Following the Department of Finance’s (DOF) warning of an economic scarring because of a prolonged lack of face-to-face classes, Senator Win Gatchalian is pitching a nationwide remedial program to accelerate learning recovery.
Secretary of Finance Carlos Dominguez recently said that the government must find a way to regain the school days lost due to the pandemic, noting that the lack of face-to-face classes will affect the quality of education and eventually the youth’s earning capacity. Under Senate Bill No. 2355 or the Academic Recovery and Accessible Learning (ARAL) Program Act, Gatchalian proposes well-systematized tutorial sessions for learners who are struggling to achieve the minimum level of mastery required in Language, Mathematics, and Science.
The proposed ARAL program aims to cover the most essential learning competencies on Language and Mathematics for Grades 1 to 10 and Science for Grades 3 to 10. It also seeks to focus on Reading to develop learners’ critical and analytical thinking skills.

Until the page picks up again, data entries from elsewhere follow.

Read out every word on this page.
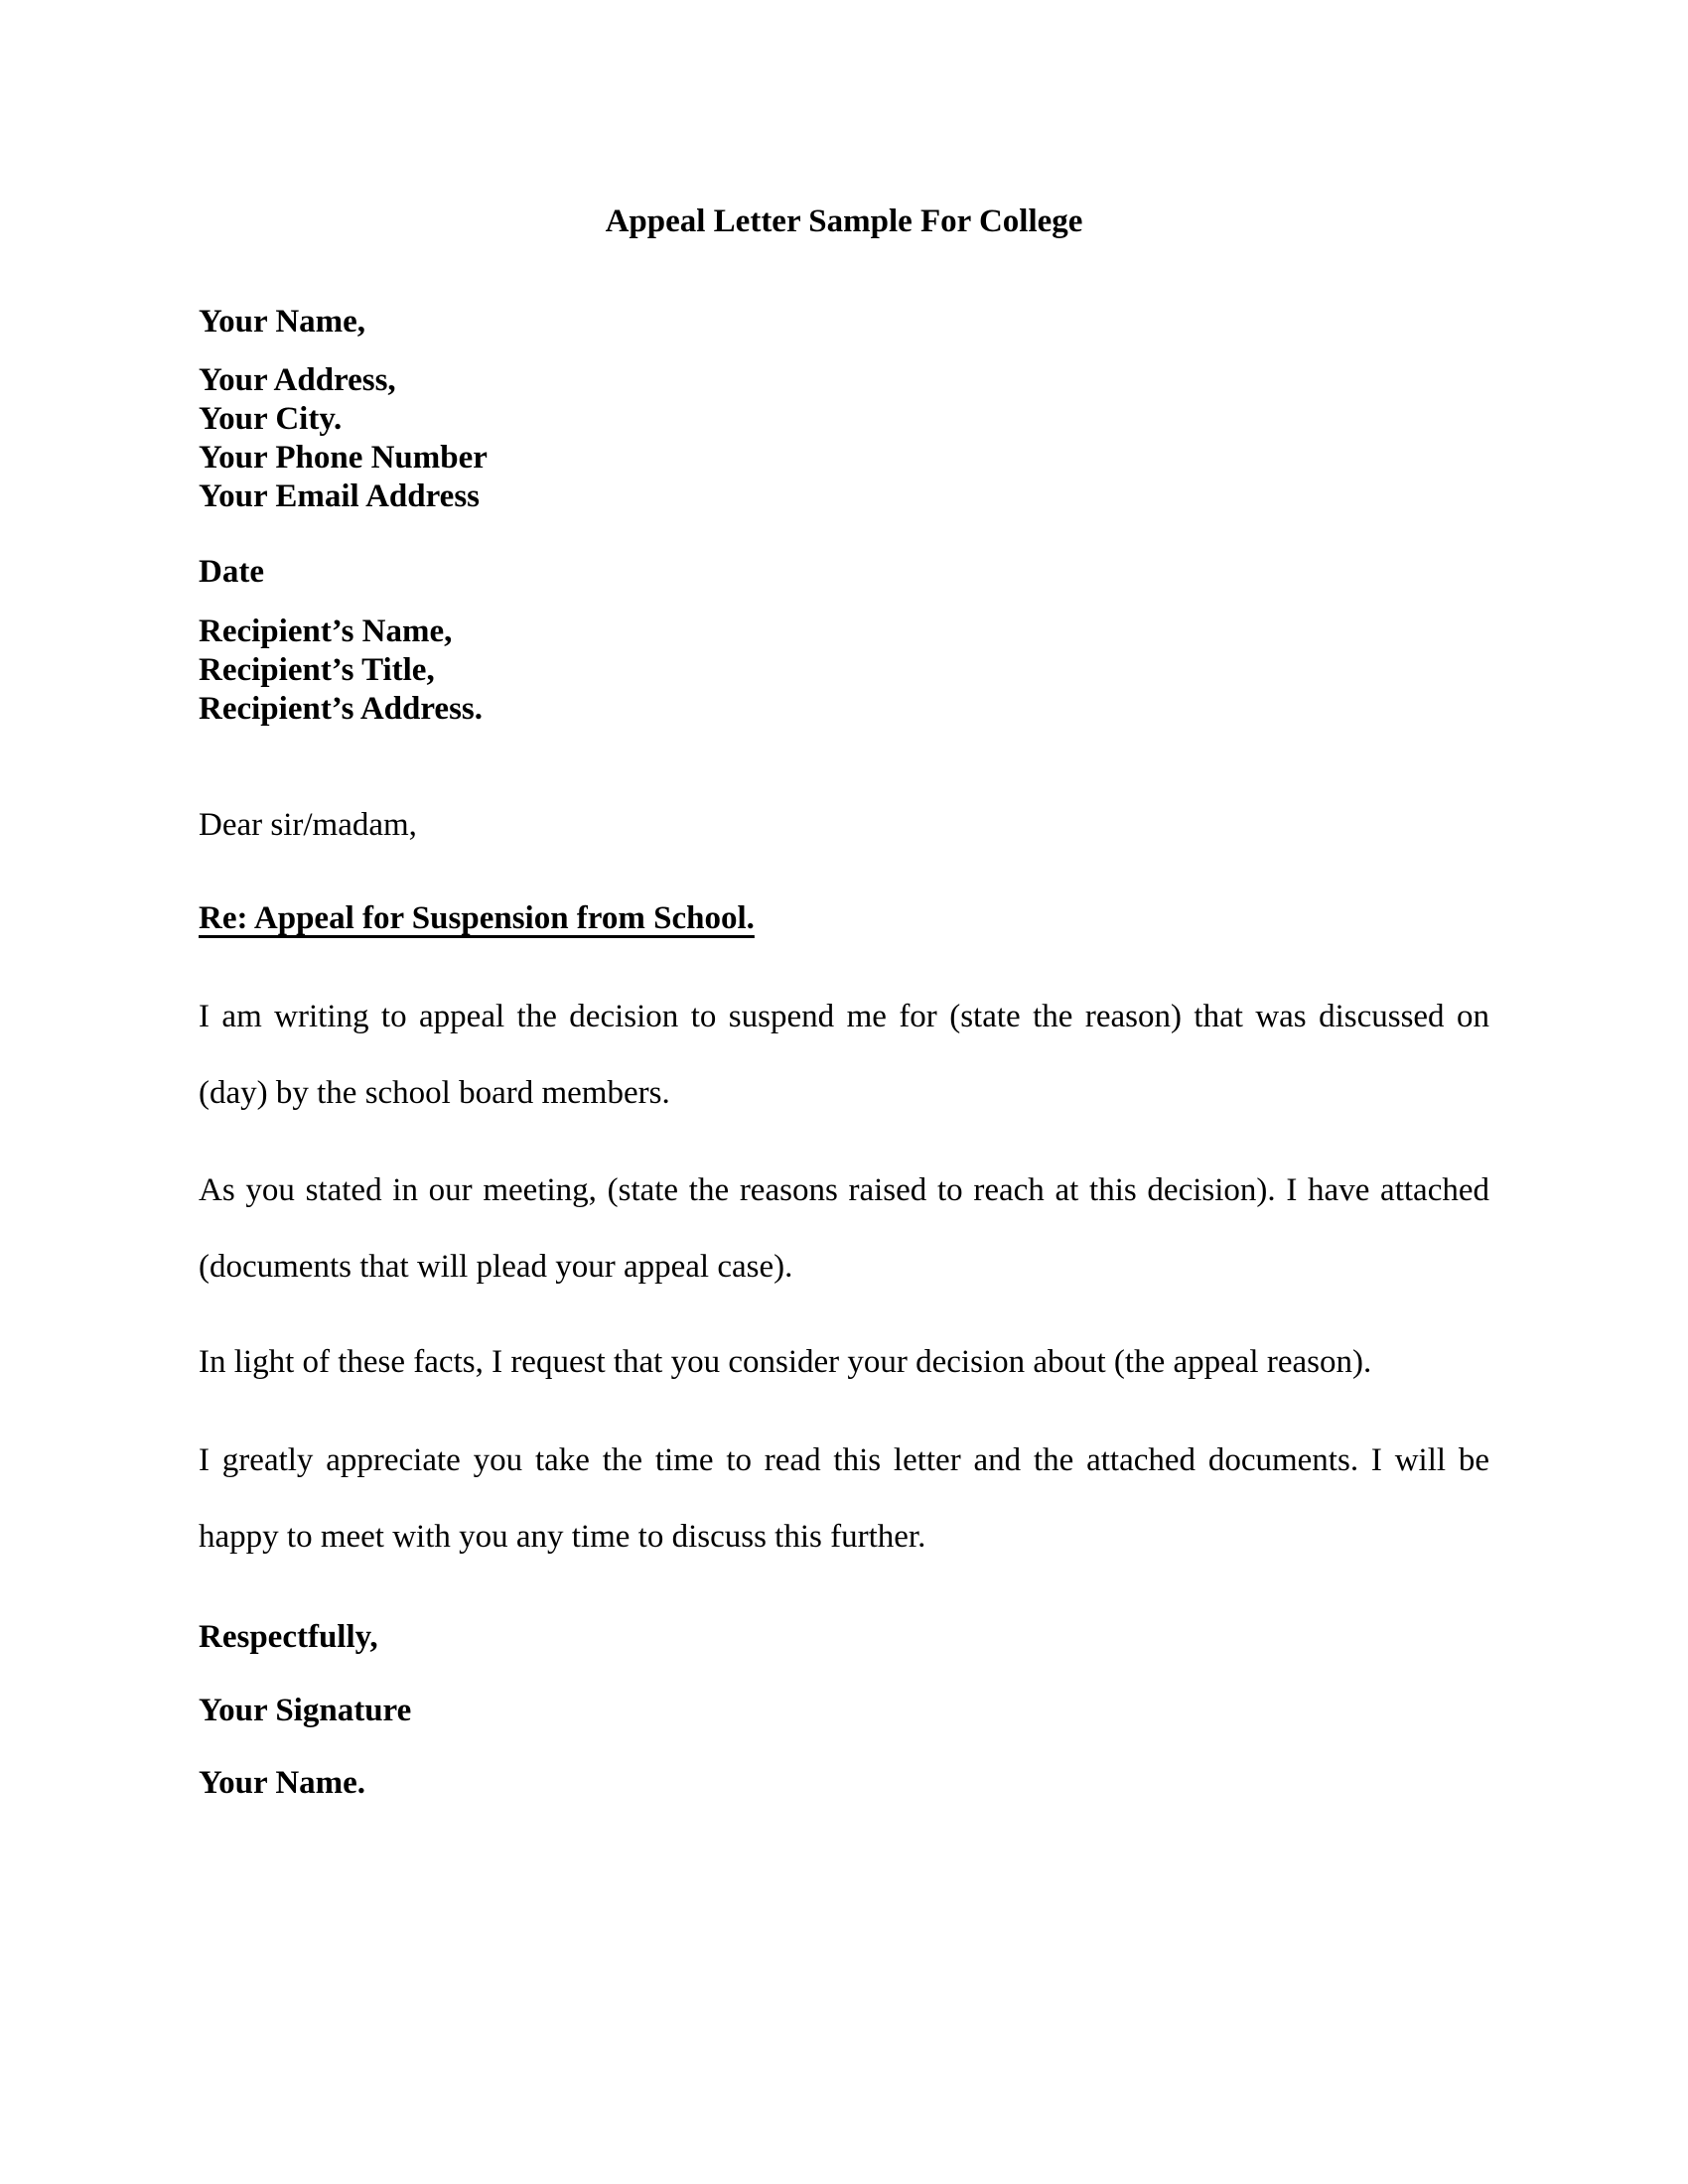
Appeal Letter Sample For College
Your Name,
Your Address,
Your City.
Your Phone Number
Your Email Address
Date
Recipient’s Name,
Recipient’s Title,
Recipient’s Address.
Dear sir/madam,
Re: Appeal for Suspension from School.

I am writing to appeal the decision to suspend me for (state the reason) that was discussed on (day) by the school board members.

As you stated in our meeting, (state the reasons raised to reach at this decision). I have attached (documents that will plead your appeal case).

In light of these facts, I request that you consider your decision about (the appeal reason).

I greatly appreciate you take the time to read this letter and the attached documents. I will be happy to meet with you any time to discuss this further.

Respectfully,
Your Signature
Your Name.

Numeracy and literacy skills will be given focus for Kindergarten learners. The proposed program also aims to target learners who did not enroll for School Year (SY) 2020-2021.
The National Economic and Development Authority (NEDA) estimated that the yearlong lack of face-to-face classes will cost the Philippine economy P11 trillion in productivity losses over the next 40 years.
Based on the results of the 2019 Trends in International Mathematics and Science Study (TIMSS) where the Philippines ranked last among 58 countries in mathematics and science assessment for Grade 4 students, the World Bank has estimated that learning poverty in the country was at 90% in 2021. Learning poverty could worsen because of the impact of the COVID-19 pandemic, the World Bank warned last year. Learning poverty is defined as the percentage of children aged 10 who could not read or understand a simple story.
“Hindi lamang ang pag-aaral ng mga bata ang maaapektuhan sa kawalan ng face-to-face classes. Mapipinsala rin ang kanilang kakayahang magkaroon ng maayos na hanapbuhay dahil hindi sila nakatanggap ng epektibo at dekalidad na edukasyon. Kaya naman isinusulong natin ang programang ARAL upang mabigyan ng pagkakataon ang ating mga kabataang makahabol sa kanilang edukasyon,” said Gatchalian, chairman of the Senate Committee on Basic Education, Arts, and Culture.
The pilot implementation of limited face-to-face classes started in November 2021, with 28 schools in Metro Manila joining the pilot run last December. Following the imposition of Alert Level 3 in Metro Manila and nearby provinces, the Department of Education (DepEd) deferred the expansion of limited face-to-face classes.